Among the important characteristics of the common market are: tariff and non-tariff reduction; trade facilitation; services liberalization; investment liberalization and facilitation; connectivity and transport facilitation; and a Regional Comprehensive Economic Partnership (RCEP).

Since trade facilitation and liberalization is the cornerstone of the common market, here is some data on the exports performance of ASEAN member countries. Data for its neighbors in North and South Asia are included for comparison purposes.


Notice how Vietnam has expanded its exports 21x in just 17 years, from 1995 to 2012. China was also able to expand its exports by more than 13x over the same period. These two countries’ achievements are definitely an object of envy for many other countries and governments.

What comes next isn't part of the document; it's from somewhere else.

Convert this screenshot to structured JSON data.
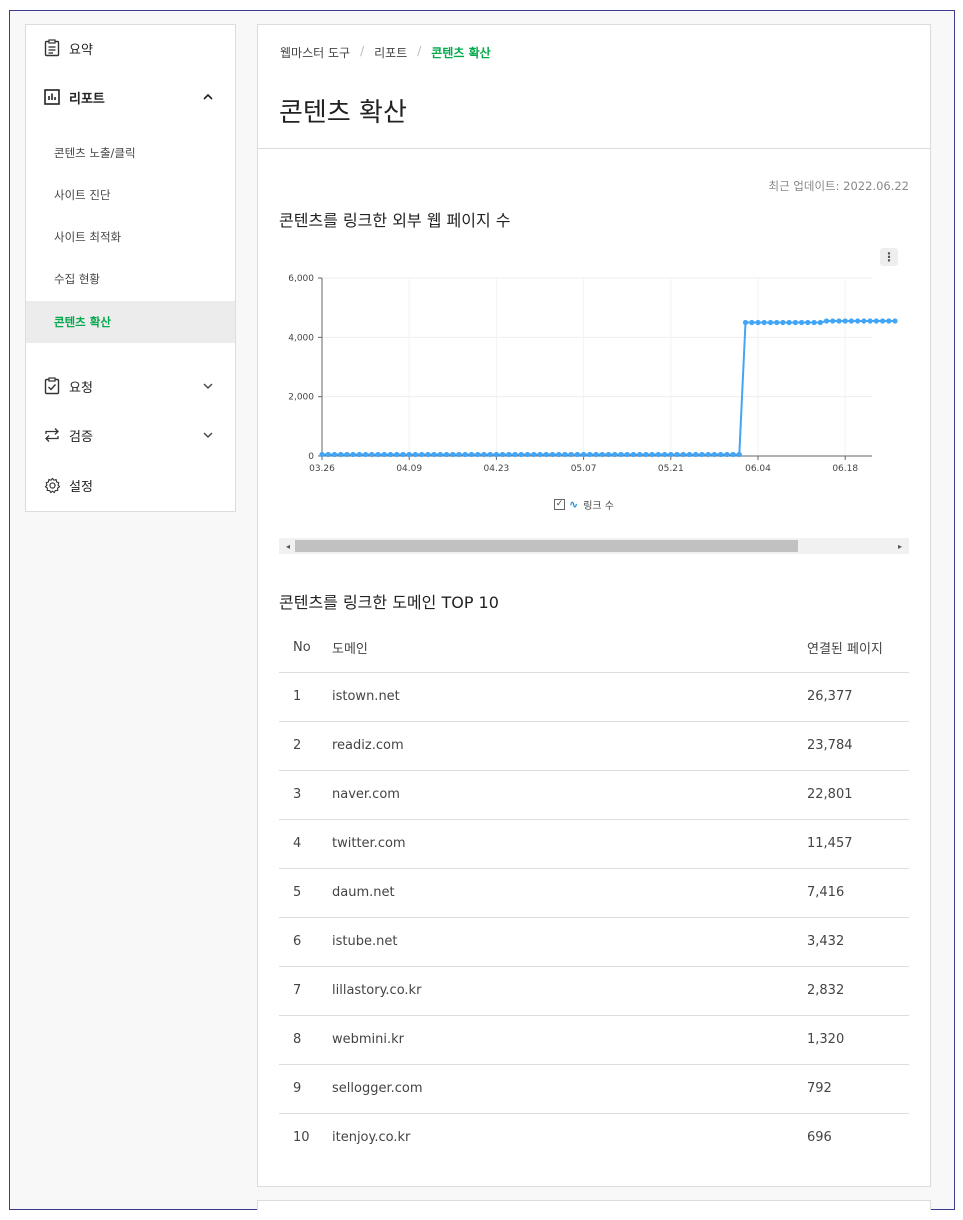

What some countries miss out in exports of goods, they were able to compensate somehow with high remittances of their nationals who are working abroad.
  

AEC is a useful project for many citizens of the member-countries as it will facilitate further liberalization in trading of goods and services, investments, and accelerate domestic reforms. Compared to the European Union’s common market, AEC is less ambitious and hence, more practical; there will be no monetary union.

The ASEAN Free Trade Area (AFTA) has been effective in promoting intra-ASEAN trade. Movement of people is further facilitated if there is freer flow of goods and commodities across national borders. Many member countries give visa-free entry for travels below 31 days of citizens of other member countries .

Member countries should aspire to extend the free trade philosophy and public policy to many other countries outside the region or continent. Small population economies Hong Kong and Singapore were able to export $400+ billion of merchandise goods in 2012 mainly because of their almost unilateral trade liberalization policy.


Where trade is facilitated and welcomed, foreign investments follow. And this will create new jobs to the people of developing countries of Asia. Having stable and good-paying jobs for the people is the single biggest important measure to fight poverty in the region and the rest of the world.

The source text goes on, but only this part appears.